With this approach, we think of \(\mathbf y - \mathbf z\) as a vector of \(n\) observations of a random variables with \(n-p\) degrees of freedom (where \(p\) is the number of parameters). The variance of such a random variable is estimated as

\begin{equation} s^2 = \frac{1}{n-p} \sum_{k=1}^n (y_k-z_k)^2\label{eq-sample-variance}\tag{27.3.1} \end{equation}

You may have seen this formula with \(p=1\) which corresponds to the constant model \(z_k\equiv \bar y\text{.}\)

Solving for optimal parameters (theoretically) involves inverting the matrix \(X^TX\text{,}\) seen in (27.1.2). The matrix \(s^2 (X^TX)^{-1}\) can be considered the covariance matrix of estimated parameters. Specifically, its diagonal element in position \((k, k)\) is the variance of \(\beta_k\text{.}\) The square root of variance gives the standard error of \(\beta_k\text{.}\) As a rule of thumb, if \(|\beta_k| \lt 2\operatorname{SE}(\beta_k)\) (a parameter is within two standard errors of 0), this parameter should be considered inessential and possibly removed from the model. The following computation implements this statistical analysis.

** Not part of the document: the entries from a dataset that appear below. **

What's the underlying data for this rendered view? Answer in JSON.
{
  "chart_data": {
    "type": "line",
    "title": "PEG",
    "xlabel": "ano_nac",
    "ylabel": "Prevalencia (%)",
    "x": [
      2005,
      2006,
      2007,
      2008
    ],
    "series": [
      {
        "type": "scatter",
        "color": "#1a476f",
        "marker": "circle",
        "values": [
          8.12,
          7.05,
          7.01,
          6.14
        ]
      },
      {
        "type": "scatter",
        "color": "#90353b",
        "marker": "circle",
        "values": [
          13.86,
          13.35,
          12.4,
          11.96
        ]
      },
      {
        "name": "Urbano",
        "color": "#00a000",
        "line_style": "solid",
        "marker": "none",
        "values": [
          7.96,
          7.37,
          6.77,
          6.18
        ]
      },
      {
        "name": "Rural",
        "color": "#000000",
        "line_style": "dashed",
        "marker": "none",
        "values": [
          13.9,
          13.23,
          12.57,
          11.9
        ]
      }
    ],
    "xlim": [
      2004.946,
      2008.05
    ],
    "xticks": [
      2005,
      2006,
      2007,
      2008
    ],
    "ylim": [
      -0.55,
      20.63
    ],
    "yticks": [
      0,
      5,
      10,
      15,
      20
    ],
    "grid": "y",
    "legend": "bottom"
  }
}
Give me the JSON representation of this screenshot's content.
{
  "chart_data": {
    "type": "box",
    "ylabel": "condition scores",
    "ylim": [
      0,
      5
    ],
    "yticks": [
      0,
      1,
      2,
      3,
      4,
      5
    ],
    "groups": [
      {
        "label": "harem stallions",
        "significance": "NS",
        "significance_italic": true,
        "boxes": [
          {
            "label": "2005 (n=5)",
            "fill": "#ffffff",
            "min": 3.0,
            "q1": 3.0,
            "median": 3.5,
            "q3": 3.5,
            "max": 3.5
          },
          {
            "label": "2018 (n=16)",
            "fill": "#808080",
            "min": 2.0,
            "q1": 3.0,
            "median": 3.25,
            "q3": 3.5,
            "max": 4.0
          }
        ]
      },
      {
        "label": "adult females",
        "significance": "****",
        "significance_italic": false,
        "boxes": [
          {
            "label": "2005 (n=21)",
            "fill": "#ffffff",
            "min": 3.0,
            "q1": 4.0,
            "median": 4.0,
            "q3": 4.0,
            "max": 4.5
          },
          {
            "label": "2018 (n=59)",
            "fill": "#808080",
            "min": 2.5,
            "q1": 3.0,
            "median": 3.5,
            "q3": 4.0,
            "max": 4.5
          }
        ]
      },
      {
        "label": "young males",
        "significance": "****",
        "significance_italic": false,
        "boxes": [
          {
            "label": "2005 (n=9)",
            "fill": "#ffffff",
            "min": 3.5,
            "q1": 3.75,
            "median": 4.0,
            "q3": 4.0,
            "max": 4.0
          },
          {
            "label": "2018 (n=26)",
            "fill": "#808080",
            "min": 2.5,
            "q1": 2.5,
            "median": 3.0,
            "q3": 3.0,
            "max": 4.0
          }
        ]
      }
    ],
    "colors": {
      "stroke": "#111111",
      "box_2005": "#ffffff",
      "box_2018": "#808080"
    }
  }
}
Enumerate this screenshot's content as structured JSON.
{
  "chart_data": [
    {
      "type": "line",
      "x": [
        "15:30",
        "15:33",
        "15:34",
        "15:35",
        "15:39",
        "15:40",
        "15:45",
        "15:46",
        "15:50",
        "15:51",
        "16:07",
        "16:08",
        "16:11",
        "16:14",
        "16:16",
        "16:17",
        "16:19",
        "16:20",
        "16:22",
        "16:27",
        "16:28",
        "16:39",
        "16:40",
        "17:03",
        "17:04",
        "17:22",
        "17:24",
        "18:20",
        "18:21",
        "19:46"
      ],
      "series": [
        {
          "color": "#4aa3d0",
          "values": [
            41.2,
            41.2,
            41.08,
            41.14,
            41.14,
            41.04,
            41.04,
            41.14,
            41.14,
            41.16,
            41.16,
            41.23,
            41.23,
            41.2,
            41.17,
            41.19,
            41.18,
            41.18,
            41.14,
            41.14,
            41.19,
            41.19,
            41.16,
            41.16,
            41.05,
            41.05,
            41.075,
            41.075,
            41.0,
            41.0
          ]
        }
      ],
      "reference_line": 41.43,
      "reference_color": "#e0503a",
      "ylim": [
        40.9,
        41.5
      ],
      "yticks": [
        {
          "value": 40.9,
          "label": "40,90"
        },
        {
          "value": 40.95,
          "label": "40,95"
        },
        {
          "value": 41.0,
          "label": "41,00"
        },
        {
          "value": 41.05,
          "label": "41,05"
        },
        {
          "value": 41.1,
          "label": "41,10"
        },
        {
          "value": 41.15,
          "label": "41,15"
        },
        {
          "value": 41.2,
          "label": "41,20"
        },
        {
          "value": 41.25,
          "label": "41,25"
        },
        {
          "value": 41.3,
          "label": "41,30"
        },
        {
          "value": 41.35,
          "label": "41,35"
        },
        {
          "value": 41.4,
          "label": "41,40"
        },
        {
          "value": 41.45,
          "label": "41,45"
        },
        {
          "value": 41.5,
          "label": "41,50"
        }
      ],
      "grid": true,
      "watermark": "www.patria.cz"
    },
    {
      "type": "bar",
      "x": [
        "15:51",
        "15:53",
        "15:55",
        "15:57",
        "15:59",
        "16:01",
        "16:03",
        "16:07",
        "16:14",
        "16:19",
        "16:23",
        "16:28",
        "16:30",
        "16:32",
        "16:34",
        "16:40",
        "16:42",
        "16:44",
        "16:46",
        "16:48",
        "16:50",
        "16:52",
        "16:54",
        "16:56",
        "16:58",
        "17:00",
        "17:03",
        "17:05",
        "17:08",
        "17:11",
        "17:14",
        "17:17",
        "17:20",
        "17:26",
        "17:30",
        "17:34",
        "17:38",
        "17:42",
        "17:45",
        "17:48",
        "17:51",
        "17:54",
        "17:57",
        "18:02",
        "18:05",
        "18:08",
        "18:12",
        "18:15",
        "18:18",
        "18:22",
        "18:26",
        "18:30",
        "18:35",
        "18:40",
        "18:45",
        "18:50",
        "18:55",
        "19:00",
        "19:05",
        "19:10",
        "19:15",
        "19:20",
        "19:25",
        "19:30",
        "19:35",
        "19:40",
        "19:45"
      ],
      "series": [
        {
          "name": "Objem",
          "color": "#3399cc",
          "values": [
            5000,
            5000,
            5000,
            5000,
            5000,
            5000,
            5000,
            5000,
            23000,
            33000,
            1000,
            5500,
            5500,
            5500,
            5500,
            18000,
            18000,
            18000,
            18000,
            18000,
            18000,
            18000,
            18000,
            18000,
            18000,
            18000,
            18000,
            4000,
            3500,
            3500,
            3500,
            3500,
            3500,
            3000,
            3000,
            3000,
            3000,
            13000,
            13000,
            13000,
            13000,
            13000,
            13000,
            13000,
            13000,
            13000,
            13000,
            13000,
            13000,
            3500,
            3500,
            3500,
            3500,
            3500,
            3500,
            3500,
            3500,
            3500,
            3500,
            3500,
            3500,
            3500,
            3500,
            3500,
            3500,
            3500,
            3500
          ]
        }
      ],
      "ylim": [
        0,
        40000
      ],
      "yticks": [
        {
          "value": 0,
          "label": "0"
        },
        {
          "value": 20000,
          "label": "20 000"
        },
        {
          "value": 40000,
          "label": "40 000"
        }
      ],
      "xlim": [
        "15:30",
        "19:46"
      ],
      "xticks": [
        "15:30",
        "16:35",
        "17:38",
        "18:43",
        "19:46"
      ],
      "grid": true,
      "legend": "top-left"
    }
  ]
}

s2 = norm(y-z)^2/(n-p);      % variance of error
C = s2*inv(X'*X);            % covariance matrix for parameters
ts = beta./sqrt(diag(C));    % the t-statistics of the parameters

The parameters with \(|t| \lt 2\) should be considered for removal. In the example of fitting polynomials of degree \(d\text{,}\) we have \(p = d+1\) parameters. The consideration should be focused on the leading coefficient, because if it appears to be inessential, we should remove it by decreasing the degree \(d\) by \(1\text{.}\) Note that the removal of one parameter causes all others to be recalculated, so the rest may become essential now.

Example 27.3.1. Computing the t-statistics of parameters.

Modify Example 27.2.1 to include the computation of t-statistics for each coefficient of the polynomial.

Solution

Note that the vector of t-statistics, which is called ts below, contains the statistics for the coefficients of \(x^0, \dots, x^d\) in this order. This means that \(ts(end)\) is really the value of most interest here.

x = (0:14)';  
y = [9 8 5 5 3 1 2 5 4 7 8 8 7 7 8]'; 
d = 2;            
X = x.^(0:d);     
beta = X\y;        
f = @(x) (x.^(0:d))*beta; 

[n, p] = size(X);
s2 = norm(y-f(x))^2/(n-p);
C = s2*inv(X'*X);         
ts = beta./sqrt(diag(C));
disp(ts)